Alors que le nombre d’attaques de cybercriminels et les préjudices financiers qui leur sont associés continuent d’augmenter, les capacités de cyber sécurité de la plupart des organismes ou entreprises n’ont pas pu encore rivaliser avec la persistance, la compétence et la sophistication des cybercriminels.
Selon une étude récente, seulement 38% des organismes ou entreprises ont affirmé avoir une méthodologie et savoir pour prioriser les investissements en matière de sécurité en fonction du risque et de l’impact sur la gestion et les affaires.
Le rapport révèle trois principales conclusions générales en ce qui concerne l’inadéquation des politiques de sécurité et leur mise en œuvre :
1. La plupart des organismes ou entreprises n’arrivent pas encore à faire face à la vulnérabilité que représente la menace interne (Insiders) ;
2. Les organismes ou entreprises n’évaluent pas le risque sécuritaire que représente les fournisseurs de services, de solutions ou d’équipements ;
3. L’échec continu à l’échelle de plusieurs organismes ou entreprises à investir suffisamment dans la cyber sécurité et à l’intégrer dans leur stratégie globale ;
Huit questions de cyber sécurité qui concernent les entreprises sont illustrées dans l’infographie innovante ci-dessous:
1. La réalisation de dépenses qui ne sont pas alignées avec une stratégie n’est pas normal.
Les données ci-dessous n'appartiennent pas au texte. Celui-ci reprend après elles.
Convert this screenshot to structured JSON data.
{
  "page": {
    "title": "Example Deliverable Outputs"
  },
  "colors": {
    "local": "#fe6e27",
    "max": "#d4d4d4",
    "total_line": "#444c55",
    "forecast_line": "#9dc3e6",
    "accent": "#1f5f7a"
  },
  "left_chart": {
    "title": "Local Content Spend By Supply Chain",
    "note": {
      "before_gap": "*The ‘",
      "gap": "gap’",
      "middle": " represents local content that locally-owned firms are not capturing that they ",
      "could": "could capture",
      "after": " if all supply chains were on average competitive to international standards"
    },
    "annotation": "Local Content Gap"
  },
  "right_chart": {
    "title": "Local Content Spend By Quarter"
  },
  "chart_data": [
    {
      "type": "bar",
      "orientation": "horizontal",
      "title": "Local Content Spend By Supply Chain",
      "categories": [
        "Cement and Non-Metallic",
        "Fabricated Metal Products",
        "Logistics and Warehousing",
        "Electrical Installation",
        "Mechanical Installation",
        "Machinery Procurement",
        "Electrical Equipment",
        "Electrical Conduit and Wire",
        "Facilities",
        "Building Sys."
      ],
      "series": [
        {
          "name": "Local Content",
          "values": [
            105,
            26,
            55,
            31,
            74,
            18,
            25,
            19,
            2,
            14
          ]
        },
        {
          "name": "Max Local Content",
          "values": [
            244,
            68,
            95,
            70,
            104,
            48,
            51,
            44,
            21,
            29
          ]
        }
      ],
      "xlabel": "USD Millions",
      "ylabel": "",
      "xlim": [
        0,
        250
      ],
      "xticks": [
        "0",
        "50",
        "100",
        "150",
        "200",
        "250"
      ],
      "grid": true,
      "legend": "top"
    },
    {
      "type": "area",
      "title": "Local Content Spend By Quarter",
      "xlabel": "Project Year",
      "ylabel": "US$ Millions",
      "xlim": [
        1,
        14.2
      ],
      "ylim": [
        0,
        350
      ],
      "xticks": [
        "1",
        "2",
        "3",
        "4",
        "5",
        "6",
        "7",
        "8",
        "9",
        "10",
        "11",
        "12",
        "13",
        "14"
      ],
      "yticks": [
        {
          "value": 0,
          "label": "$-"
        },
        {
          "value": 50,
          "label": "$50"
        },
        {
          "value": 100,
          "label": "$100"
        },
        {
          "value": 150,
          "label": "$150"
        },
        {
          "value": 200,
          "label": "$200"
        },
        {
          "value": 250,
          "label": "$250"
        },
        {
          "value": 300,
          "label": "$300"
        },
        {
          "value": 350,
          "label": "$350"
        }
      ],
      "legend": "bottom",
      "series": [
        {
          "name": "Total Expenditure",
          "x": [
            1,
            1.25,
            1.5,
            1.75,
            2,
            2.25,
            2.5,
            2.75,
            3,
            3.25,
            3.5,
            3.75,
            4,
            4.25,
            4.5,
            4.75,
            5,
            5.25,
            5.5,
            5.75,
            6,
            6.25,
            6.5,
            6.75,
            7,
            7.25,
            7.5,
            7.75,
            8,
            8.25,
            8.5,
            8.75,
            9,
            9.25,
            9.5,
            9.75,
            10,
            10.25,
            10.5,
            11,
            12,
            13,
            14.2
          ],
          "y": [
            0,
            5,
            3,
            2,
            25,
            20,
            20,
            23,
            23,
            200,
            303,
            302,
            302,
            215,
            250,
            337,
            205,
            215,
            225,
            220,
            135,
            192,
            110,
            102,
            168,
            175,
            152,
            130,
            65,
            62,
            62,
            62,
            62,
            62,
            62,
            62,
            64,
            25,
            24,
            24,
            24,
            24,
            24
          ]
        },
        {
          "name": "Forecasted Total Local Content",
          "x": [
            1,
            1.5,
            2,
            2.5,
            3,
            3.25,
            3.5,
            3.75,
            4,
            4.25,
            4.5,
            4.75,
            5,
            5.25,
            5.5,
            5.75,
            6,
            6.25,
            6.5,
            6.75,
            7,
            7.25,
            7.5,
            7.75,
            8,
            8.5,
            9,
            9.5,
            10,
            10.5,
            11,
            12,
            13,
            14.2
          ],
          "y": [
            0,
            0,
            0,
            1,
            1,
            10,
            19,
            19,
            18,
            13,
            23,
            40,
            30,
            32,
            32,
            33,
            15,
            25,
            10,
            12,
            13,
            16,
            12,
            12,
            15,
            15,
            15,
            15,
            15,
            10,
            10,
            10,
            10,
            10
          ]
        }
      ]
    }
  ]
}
La stratégie doit être liée à des objectifs d’affaires avec une répartition des ressources dédiées aux risques ;
2. L’absence de contrôle sécuritaire des partenaires commerciaux et fournisseurs y compris ceux étrangers. De récentes et très préjudiciables intrusions dans des réseaux ont prouvé que les cyber criminels ont réussi ces intrusions via des partenaires commerciaux et fournisseurs.
3. La quantité de données sensibles rendues accessibles aux partenaires commerciaux et fournisseurs par les organismes ou entreprises continue d’augmenter. Ces derniers ne semblent pas tenus de se conformer aux politiques de confidentialité et de sécurité ;
4. La prise en charge du risque lié à l’utilisation des équipements mobiles est trop lente. En d’autres termes, les technologies mobiles et les risques se multiplient, mais les efforts de sécurisation ne suivent pas ;
5. L’absence d’évaluation régulière de la menace constitue un risque majeur. Les entreprises sont conscientes, comprennent les menaces et les inclus dans les programmes de gestion des risques mais elles ne réévaluent pas régulièrement ces menaces ;
6. La neutralisation d’une activité cybercriminelle exige un travail d’équipe. La coopération entre entreprises est essentielle pour comprendre les menaces actuelles et pour améliorer la cyber sécurité. Malheureusement il y a une absence de coopération et concertation ;
7. Le comportement suspect des employés n’est pas pris en charge sérieusement. Les incidents de cyber sécurité dus aux employés ou menace interne (Insiders) ont un impact sérieux, mais ne sont pas traités avec la même rigueur que les menaces externes, comme celles des hackers ;
8. Les employés non formés et non sensibilisés sur la cyber menace provoquent des préjudices importants dont ceux financiers. Les vulnérabilités du personnel sont bien connues, mais les employés ne bénéficient même pas d’une formation de sensibilisation sur la cybermenace.